Woodward, Okla. —
Over 400,000 Oklahomans are expected to get away for the long Labor Day weekend.
AAA Oklahoma spokesman Chuck Mai said this represents "a little under 4 percent increase over last year" in total number of travelers.
"I think the increase is due to 3 reasons," Mai said. "First, there have been a number of optimistic economic indicators recently."
These positive economic indicators include how "consumer spending is up, consumer confidence is on the up-swing, manufacturing is seeing an increase and the housing market is showing a slow recovery."
When the economy is doing well, it is easier for more people to feel comfortable about spending money on extras like holiday vacations.
Secondly, Mai said more people may be looking to travel this Labor Day because motorists have recently been enjoying a drop in gasoline prices.
"Until yesterday (Tuesday), the state average for a gallon of regular unleaded gasoline was 16 cents below where it was a year ago," he said.
However, unrest in the Middle East in areas like Egypt and Syria has caused crude oil prices to jump in the last couple of days, which will mean a rise in gas prices as well, Mai said.
But the AAA spokesman isn't sure it will have much impact now on the amount of Labor Day travel.
"Whether people will change their plans if they see a spike in gas prices, I'm not sure," he said. "I think most of them have already told their family and friends that they're coming to see them. So I get the feeling that they've already made their plans and are going to go ahead and make their grips."
Also while rise in gas prices even by just 10 cents might seem like a big jump, Mai said it doesn't really have as big of an impact on your wallet as it might seem.
"If you look at it realistically, if you're driving a car which averages around 25 miles per gallon and you take a trip of around 600 miles, you'll use 24 gallons of gas. If gas prices increase by a dime, then realistically you'll pay $2.40 more at the pump for your trip," he said.
He doesn't think this will be much of a detractor for most people's travel plans.
"I think in most cases, Oklahomans will just economize elsewhere on their trip," he said.
The third factor contributing to the expected increase in Labor Day travel is the weather, Mai said.
"We haven't had as hot of a summer as we usually have had in Oklahoma," he said. "I think this has encouraged more families to take a trip because they know they'll be more comfortable."
Also with the nice weather expected to hold out through the holiday weekend and "no severe weather on the horizon," he said he expects families are taking "this one last chance to get out and enjoy the weather and the beautiful countryside."
"This is the last gasp of summer," Mai said.
For those who are traveling this weekend, the AAA Oklahoma spokesman said that "visiting family and friends is the No. 1 destination."
"The No. 2 destination, for those driving at least, is Oklahoma's parks and lakes, especially with the weather holding up," Mai said.
Still other travelers may take advantage of Labor Day sales and visit some of the state's bigger cities to do some shopping, he said.

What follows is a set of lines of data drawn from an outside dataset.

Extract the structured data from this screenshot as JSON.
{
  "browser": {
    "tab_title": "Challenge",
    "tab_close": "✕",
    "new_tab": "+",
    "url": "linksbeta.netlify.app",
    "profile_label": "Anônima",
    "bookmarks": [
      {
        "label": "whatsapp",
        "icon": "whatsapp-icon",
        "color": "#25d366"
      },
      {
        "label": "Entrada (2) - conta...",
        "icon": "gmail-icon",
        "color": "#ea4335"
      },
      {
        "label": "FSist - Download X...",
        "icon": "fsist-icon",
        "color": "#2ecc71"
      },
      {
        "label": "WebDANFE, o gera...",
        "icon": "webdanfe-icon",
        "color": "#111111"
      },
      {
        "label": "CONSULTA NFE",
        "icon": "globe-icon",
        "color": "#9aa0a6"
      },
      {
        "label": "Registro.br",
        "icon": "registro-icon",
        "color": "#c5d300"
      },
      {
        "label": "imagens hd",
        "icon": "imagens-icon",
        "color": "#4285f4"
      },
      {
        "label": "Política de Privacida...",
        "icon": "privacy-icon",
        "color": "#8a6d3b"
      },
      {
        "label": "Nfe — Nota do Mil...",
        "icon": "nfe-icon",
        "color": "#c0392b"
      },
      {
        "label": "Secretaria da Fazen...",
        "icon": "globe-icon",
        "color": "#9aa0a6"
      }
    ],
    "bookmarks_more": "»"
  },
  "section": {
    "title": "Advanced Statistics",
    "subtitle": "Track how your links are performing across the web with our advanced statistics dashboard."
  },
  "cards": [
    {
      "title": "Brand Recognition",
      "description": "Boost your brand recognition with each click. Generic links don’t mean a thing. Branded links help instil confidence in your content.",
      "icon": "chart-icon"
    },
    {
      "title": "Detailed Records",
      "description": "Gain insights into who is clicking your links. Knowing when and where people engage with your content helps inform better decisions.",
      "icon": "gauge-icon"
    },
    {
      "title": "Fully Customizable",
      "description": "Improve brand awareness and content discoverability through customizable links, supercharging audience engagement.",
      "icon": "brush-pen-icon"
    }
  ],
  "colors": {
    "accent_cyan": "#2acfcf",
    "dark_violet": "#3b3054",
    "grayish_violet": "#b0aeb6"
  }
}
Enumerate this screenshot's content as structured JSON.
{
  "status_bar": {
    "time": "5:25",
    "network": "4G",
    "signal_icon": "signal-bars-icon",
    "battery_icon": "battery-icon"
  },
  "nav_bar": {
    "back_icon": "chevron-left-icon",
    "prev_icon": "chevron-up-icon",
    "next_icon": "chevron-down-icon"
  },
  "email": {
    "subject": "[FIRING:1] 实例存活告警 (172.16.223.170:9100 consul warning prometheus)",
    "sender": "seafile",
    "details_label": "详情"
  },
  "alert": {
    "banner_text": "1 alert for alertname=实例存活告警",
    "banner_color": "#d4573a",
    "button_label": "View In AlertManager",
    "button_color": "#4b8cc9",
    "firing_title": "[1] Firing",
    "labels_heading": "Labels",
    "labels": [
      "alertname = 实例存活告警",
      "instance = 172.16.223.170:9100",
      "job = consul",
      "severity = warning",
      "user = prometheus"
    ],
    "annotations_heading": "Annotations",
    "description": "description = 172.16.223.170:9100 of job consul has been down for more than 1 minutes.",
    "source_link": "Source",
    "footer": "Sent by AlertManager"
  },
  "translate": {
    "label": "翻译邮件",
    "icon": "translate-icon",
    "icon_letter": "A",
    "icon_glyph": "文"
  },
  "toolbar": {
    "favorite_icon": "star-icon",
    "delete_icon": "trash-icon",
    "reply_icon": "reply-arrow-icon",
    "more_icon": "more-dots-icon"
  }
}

"Shopping is the No. 1 activity when people travel, shopping and of course dining out," he said. "So they may be interested in going to the Outlet Shops in southwest Oklahoma City or even to shopping areas like those in Medicine Park by Lawton, because there's a lot of interesting shops in that area."
Or Mai said this weekend's travelers "may visit that restaurant in Krebs that they've always heard about or any number of other travel treasures Oklahoma has."
SAFETY CONCERNS ON THE ROAD
As the vast majority, or nearly 85 percent, of Labor Day travelers are expected to travel by automobile, Mai said there are several things drivers should be aware of this holiday weekend.
"The most popular days to travel are this coming Friday when about half of the holiday travelers have indicated as their departing date, and Monday, Sept. 2, which is the most popular date of return for travelers," he said.
It is important to know about these heavy travel times, he said, so drivers can "consider timing our trips to avoid these times."
He strongly urged those travelers who can to consider leaving and/or returning from their Labor Day trips either the day before or after these peak driving times because "the highways will be less congested and there's an extra measure of safety built in as well."
As an additional safety precaution, Mai encouraged drivers to keep an eye on other drivers.
Because it is a holiday period, he said there is an "increased risk of inattentive driving, distracted driving, and falling asleep at the wheel."
"People are on holiday, on a little vacation so they may not be paying quite as much attention to the road as they may during the regular Monday through Friday work week," he said. "They may also be in a party frame of mind and alcohol may be involved."
So to help keep you and your family safe on the road, Mai encouraged travelers to " drive refreshed, limit distractions, expect the unexpected."
"Be aware that the other drivers are celebrating the holiday too and may not be paying as much attention as they should," he said.